With the Government providing an initial investment of HKD50bn and one-half of the ongoing funding, the other half would be provided by the payroll tax, which would range from one percent to 2.5 percent, depending on an employee's salary. The contributions would be on top of employees' current payments to MPFs.

For those earning between HKD6,500 and HKD10,000 per month, both the employee and their employer would pay 1 percent, while those with monthly earnings below HKD6,500 would be exempt, though their employer would still have to pay 1 percent. For employees earning between HKD10,000 and HKD20,000 monthly, both they and their employer would pay 1.5 percent. Finally, for people earning HKD20,000 or above (up to HKD120,000), both they and their employer would have to pay 2.5 percent of their salary.

Unlike the current social security systems available for the elderly, under the proposed pension system all Hong Kong permanent citizens above the age of 65 would be eligible, without a means test on their level of income in retirement.

The study was presented on August 20 to the Government's Commission on Poverty (CoP), which is chaired by Hong Kong's Chief Secretary for Administration, Carrie Lam.

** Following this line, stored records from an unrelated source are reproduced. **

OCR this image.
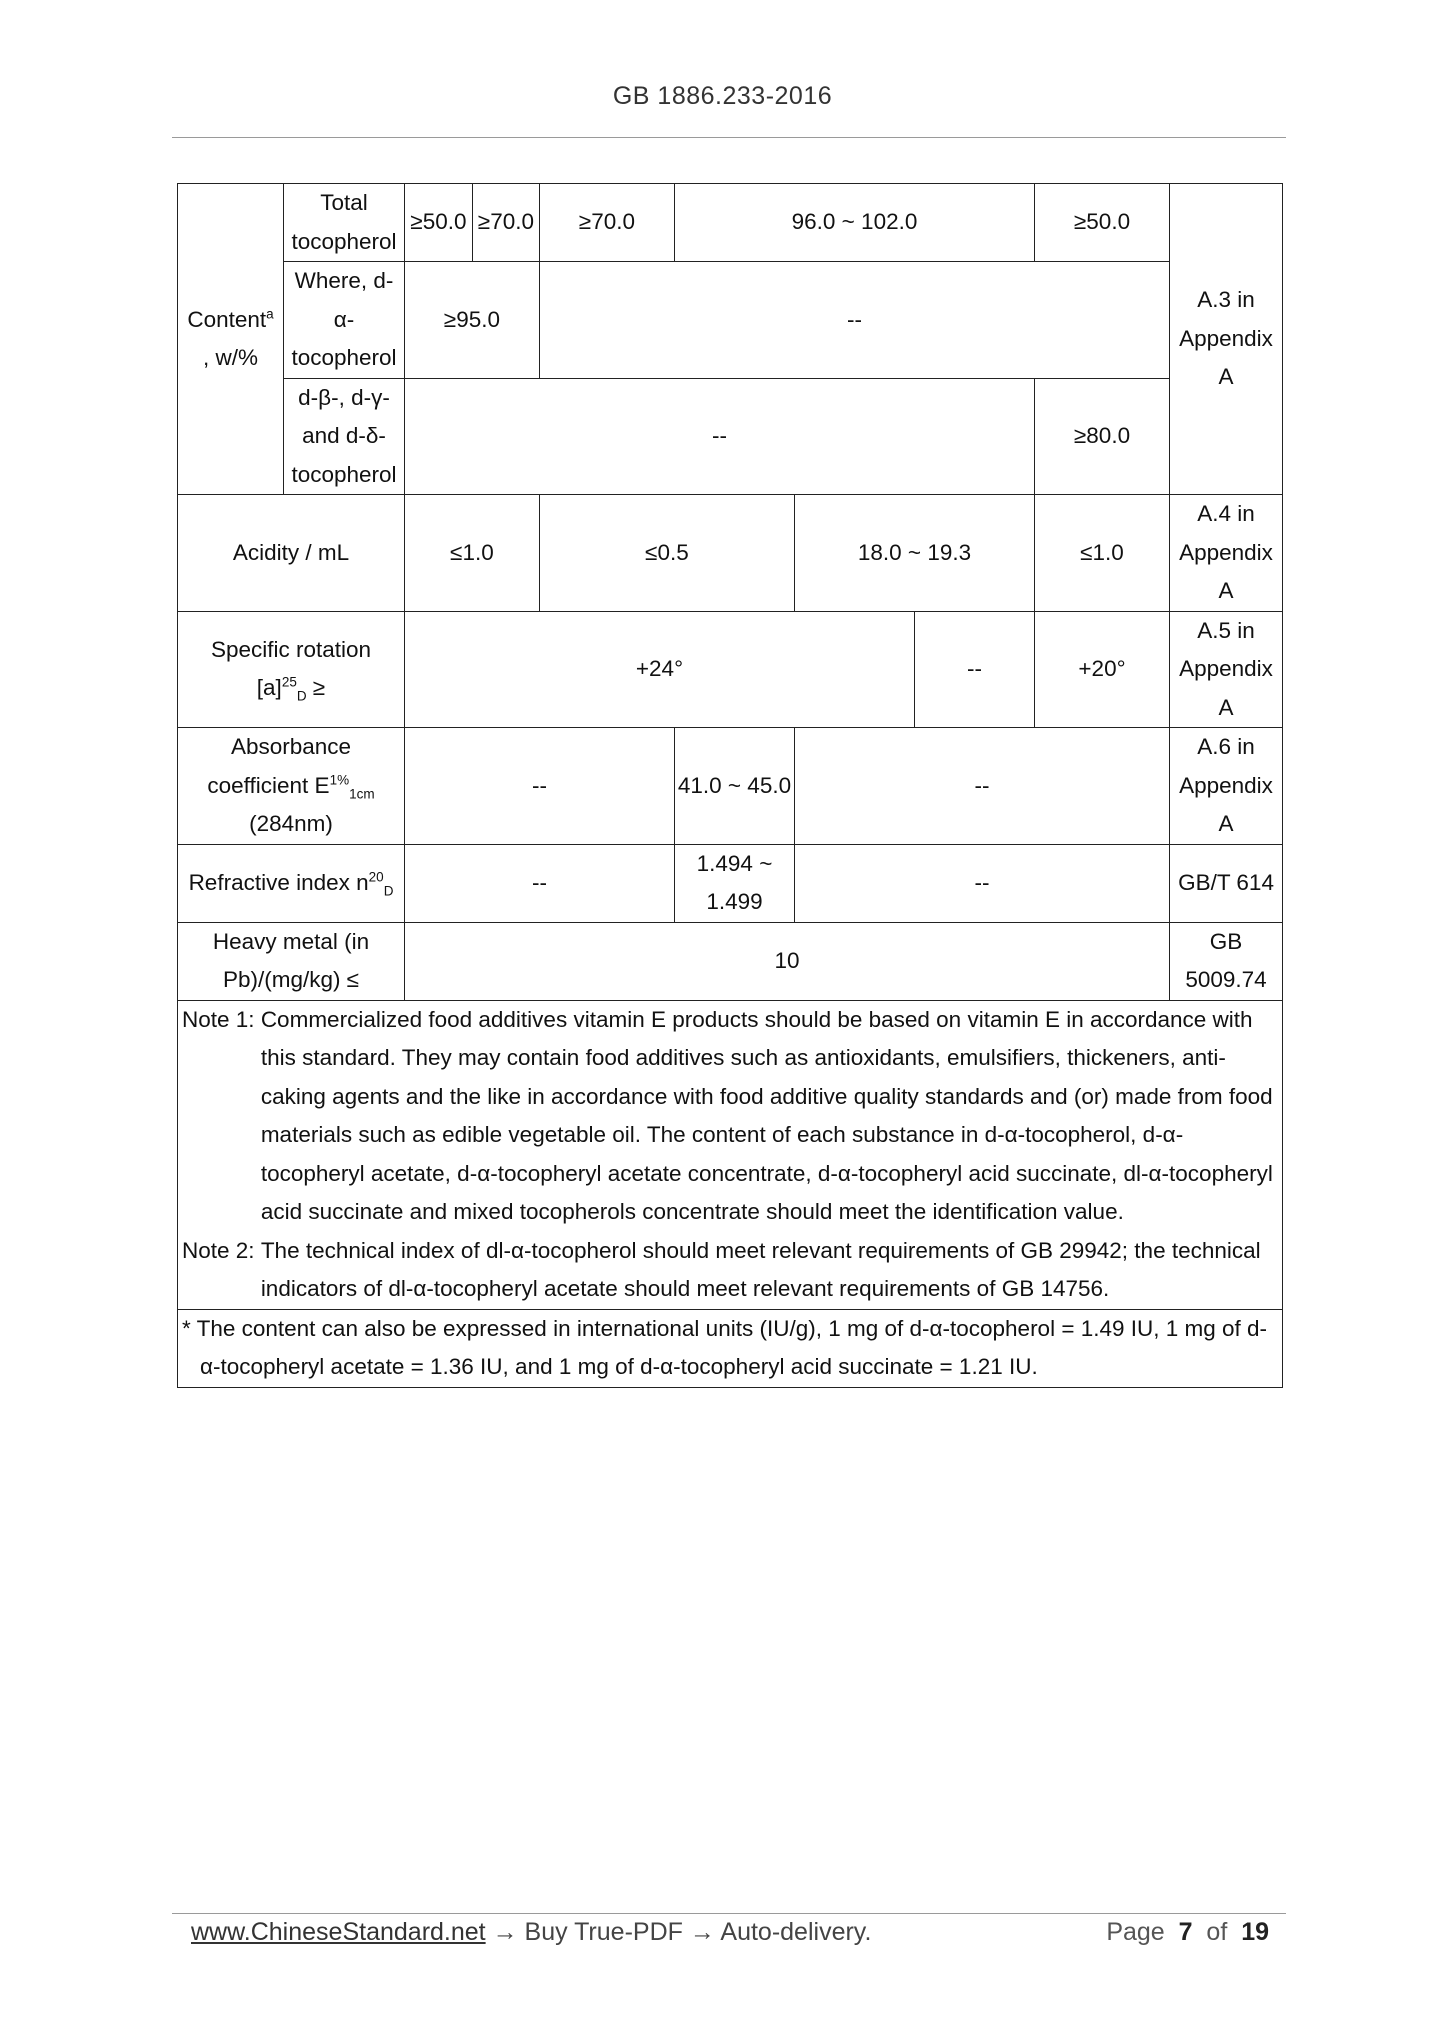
GB 1886.233-2016
Content$^a$
, w/%	Total tocopherol	≥50.0	≥70.0	≥70.0	96.0 ~ 102.0			≥50.0	A.3 in Appendix A
	Where, d-α-tocopherol	≥95.0		--					
	d-β-, d-γ- and d-δ-tocopherol	--						≥80.0	
Acidity / mL		≤1.0		≤0.5		18.0 ~ 19.3		≤1.0	A.4 in Appendix A
Specific rotation
$[a]^{25}_D$ ≥		+24°					--	+20°	A.5 in Appendix A
Absorbance
coefficient $E^{1\%}_{1cm}$
(284nm)		--			41.0 ~ 45.0	--			A.6 in Appendix A
Refractive index $n^{20}_D$		--			1.494 ~ 1.499	--			GB/T 614
Heavy metal (in Pb)/(mg/kg) ≤		10							GB 5009.74

Note 1:
Commercialized food additives vitamin E products should be based on vitamin E in accordance with this standard. They may contain food additives such as antioxidants, emulsifiers, thickeners, anti-caking agents and the like in accordance with food additive quality standards and (or) made from food materials such as edible vegetable oil. The content of each substance in d-α-tocopherol, d-α-tocopheryl acetate, d-α-tocopheryl acetate concentrate, d-α-tocopheryl acid succinate, dl-α-tocopheryl acid succinate and mixed tocopherols concentrate should meet the identification value.
Note 2:
The technical index of dl-α-tocopherol should meet relevant requirements of GB 29942; the technical indicators of dl-α-tocopheryl acetate should meet relevant requirements of GB 14756.									

* The content can also be expressed in international units (IU/g), 1 mg of d-α-tocopherol = 1.49 IU, 1 mg of d-α-tocopheryl acetate = 1.36 IU, and 1 mg of d-α-tocopheryl acid succinate = 1.21 IU.									
www.ChineseStandard.net → Buy True-PDF → Auto-delivery.	Page 7 of 19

It was reported that, after its presentation, some CoP members pointed out that Hong Kong would need to consider whether the direction to improve retirement protection should be to introduce such a new universal non-means-tested scheme with a uniform payment level, or to build on the existing system to direct public resources to help the elderly most in need through means tests.

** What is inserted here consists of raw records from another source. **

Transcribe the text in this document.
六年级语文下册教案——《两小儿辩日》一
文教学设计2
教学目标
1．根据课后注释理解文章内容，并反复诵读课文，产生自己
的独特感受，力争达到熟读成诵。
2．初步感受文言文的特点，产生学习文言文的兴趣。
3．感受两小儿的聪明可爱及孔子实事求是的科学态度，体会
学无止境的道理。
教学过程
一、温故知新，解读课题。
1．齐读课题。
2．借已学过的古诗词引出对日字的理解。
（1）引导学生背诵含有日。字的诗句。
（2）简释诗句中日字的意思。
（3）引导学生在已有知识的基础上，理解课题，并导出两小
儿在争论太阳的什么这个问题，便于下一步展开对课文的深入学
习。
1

CoP members were also said to have expressed concerns that increasing public expenditure to improve retirement protection benefits would worsen the Government's fiscal position and would further advance the anticipated future structural deficit as a result of an ageing population, while highlighting the controversies involved in raising tax or requiring additional contributions by employers and employees to finance new proposals.

The CoP has, in fact, decided that more time is needed to examine the report and discuss relevant issues in depth, and that further meetings to do that should be convened as soon as possible.

In a media interview, Lam confirmed, for the Government, that "at this moment in time, we have an open mind on the various propositions and recommendations. … I believe that at the end of the day we will definitely need to go out for an informed public debate in order to get some broad consensus on this very controversial subject before we could really take it forward."